Nutrition programs require timely, integrated data to track child growth, manage acute malnutrition, monitor maternal nutrition, and inform evidence-based interventions. Digital platforms like DHIS2 provide a powerful foundation for collecting, managing, and analyzing nutrition data from health facilities, community-based interventions, and mass campaigns, while enabling integration with health, climate, and food security data.
As a scalable and configurable platform, DHIS2 serves as the backbone for national nutrition information systems, supporting use cases such as growth monitoring and promotion, community-based management of acute malnutrition, maternal counseling, infant and young child feeding programs, vitamin A supplementation campaigns, and nutrition surveillance. DHIS2 enables countries and organizations to combine aggregate indicators, individual patient tracking, and geospatial data in a single, interoperable system—supporting decision-making from community level to national policy.

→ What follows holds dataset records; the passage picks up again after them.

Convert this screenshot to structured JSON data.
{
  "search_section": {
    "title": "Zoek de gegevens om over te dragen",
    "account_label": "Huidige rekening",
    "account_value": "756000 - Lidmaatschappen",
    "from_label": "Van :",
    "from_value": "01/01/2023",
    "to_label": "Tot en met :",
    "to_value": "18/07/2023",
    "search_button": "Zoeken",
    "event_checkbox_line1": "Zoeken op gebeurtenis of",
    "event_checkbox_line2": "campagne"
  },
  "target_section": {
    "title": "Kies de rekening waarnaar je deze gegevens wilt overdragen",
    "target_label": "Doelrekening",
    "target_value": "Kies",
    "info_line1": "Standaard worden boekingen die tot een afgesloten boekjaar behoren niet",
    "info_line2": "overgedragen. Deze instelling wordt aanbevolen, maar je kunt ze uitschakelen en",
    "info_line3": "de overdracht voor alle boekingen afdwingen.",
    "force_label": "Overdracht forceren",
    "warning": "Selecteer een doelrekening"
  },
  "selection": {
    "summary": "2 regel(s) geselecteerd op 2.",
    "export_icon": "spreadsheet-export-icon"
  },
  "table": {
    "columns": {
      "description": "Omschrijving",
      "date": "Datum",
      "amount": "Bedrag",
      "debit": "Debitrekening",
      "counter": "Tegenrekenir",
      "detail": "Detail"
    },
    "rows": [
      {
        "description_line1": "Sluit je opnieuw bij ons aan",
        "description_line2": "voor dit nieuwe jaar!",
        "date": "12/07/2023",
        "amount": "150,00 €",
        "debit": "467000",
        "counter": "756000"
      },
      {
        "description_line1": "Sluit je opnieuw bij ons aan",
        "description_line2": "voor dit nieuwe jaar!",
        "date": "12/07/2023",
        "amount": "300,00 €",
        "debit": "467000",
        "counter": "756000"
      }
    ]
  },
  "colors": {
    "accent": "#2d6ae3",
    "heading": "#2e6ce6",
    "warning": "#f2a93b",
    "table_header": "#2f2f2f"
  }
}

The DHIS2 Nutrition toolkit, developed in collaboration with UNICEF, gives countries a practical starting point for integrating standard nutrition indicators into their national DHIS2 systems. It covers key intervention areas and includes dashboards designed to support analysis and decision-making at facility and community levels.Â
Nutrition monitoring in DHIS2 can also support cross-sector data integration, linking nutrition outcomes with food security, agriculture, water and sanitation, and climate data to facilitate comprehensive approaches to addressing malnutrition.
Across diverse contexts, DHIS2 is being adapted to support nutrition resilience, program effectiveness, and data-driven decision-making, often in collaboration with ministries of health, international organizations including UNICEF and WHO, nutrition clusters, and implementing partners.